The facts are sworn; the characterization ("clearly trying to mislead") is omitted. The motion can argue the characterization based on these facts.
Declarations and the OEC 803(6) business-records pattern
For declarations supporting business records under OEC 803(6) (the analog to FRE 803(6)), the declarant should be a "custodian or other qualified witness" attesting to:
- The record was made at or near the time of the events
- The record was made by, or from information transmitted by, a person with knowledge
- The record was kept in the course of regularly conducted business activity
- It was the regular practice of the business to make such records
This is the foundation pattern for OEC 902(11) certified business records.

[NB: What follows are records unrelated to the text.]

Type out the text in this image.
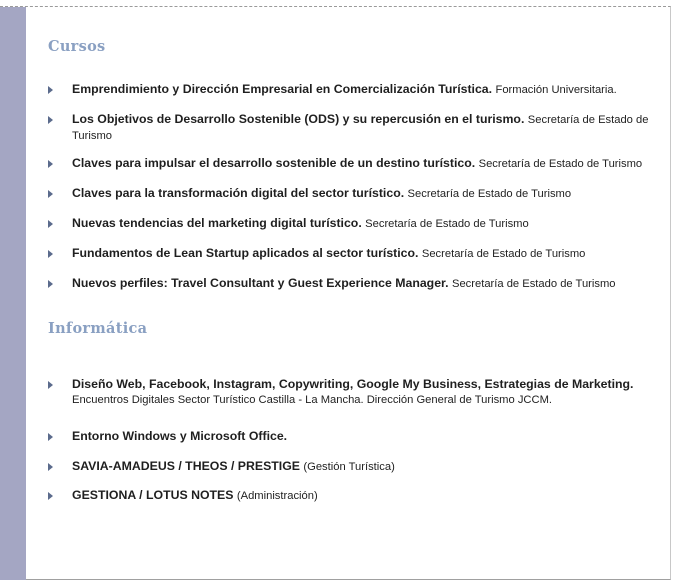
Cursos
Emprendimiento y Dirección Empresarial en Comercialización Turística. Formación Universitaria.
Los Objetivos de Desarrollo Sostenible (ODS) y su repercusión en el turismo. Secretaría de Estado de Turismo
Claves para impulsar el desarrollo sostenible de un destino turístico. Secretaría de Estado de Turismo
Claves para la transformación digital del sector turístico. Secretaría de Estado de Turismo
Nuevas tendencias del marketing digital turístico. Secretaría de Estado de Turismo
Fundamentos de Lean Startup aplicados al sector turístico. Secretaría de Estado de Turismo
Nuevos perfiles: Travel Consultant y Guest Experience Manager. Secretaría de Estado de Turismo
Informática
Diseño Web, Facebook, Instagram, Copywriting, Google My Business, Estrategias de Marketing.
Encuentros Digitales Sector Turístico Castilla - La Mancha. Dirección General de Turismo JCCM.
Entorno Windows y Microsoft Office.
SAVIA-AMADEUS / THEOS / PRESTIGE (Gestión Turística)
GESTIONA / LOTUS NOTES (Administración)
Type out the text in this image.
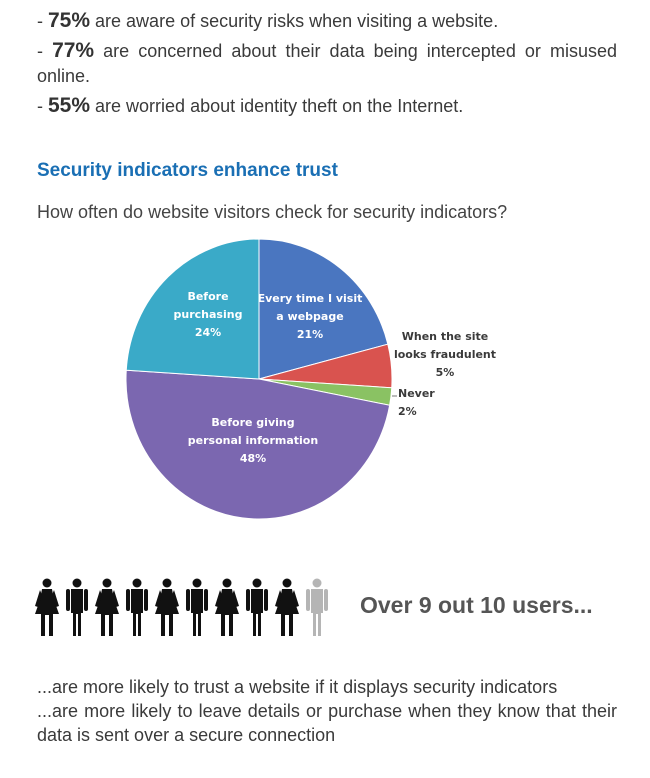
- 75% are aware of security risks when visiting a website.

- 77% are concerned about their data being intercepted or misused online.

- 55% are worried about identity theft on the Internet.

Security indicators enhance trust
How often do website visitors check for security indicators?
Every time I visit
a webpage
21%	When the site
looks fraudulent
5%
Never
2%
Before giving
personal information
48%
Before
purchasing
24%
Over 9 out 10 users...

...are more likely to trust a website if it displays security indicators

...are more likely to leave details or purchase when they know that their data is sent over a secure connection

For a debt-buyer plaintiff's declaration attempting to
authenticate the original creditor's records, the declaration
typically fails because the declarant is the debt buyer's
custodian, not the original creditor's. See or-consumer-debt/ references/evidence-debt-buyer.md for the foundational
challenges.
Layered composition
This skill ALWAYS composes with:
or-statewide-format— caption, format, signature block, exhibits
It typically composes with:
or-pro-se— for pro se declarantsor-draft-motion— the declaration usually accompanies a motionor-multcc/or-wccc/or-county-courts— the court header reflects the venue
Quality checks
Before filing:
or-quality-check— format passor-fact-check— verifies that the declaration's facts are consistent with the motion and any exhibits
Common pitfalls
| Pitfall | Consequence |
|---|---|
| Missing the perjury clause | Declaration is invalid; may need to re-execute |
| Argument mixed in with facts | Subject to objection; weakens both motion and decl |
| Facts beyond personal knowledge without basis | OEC 602 objection |
| Wrong jurisdiction in salutation ("California" / "Washington") | Invalid form |
| Lettered exhibits (A, B, C) | Wrong convention for Oregon |
| Static date in the body | Use fill-in blanks for handwritten date |
| No exhibit list | Disorganized record; judge can't navigate |
Cross-references
or-statewide-format/references/templates/declaration.md— full templateor-statewide-format/references/exhibit-handling.md— exhibit conventionsor-pro-se/references/pro-se-drafting-framework.md— drafting principlesor-draft-motion— companion motionor-law-references/references/evidence-rules.md— OEC references
No additional documents ship with this skill.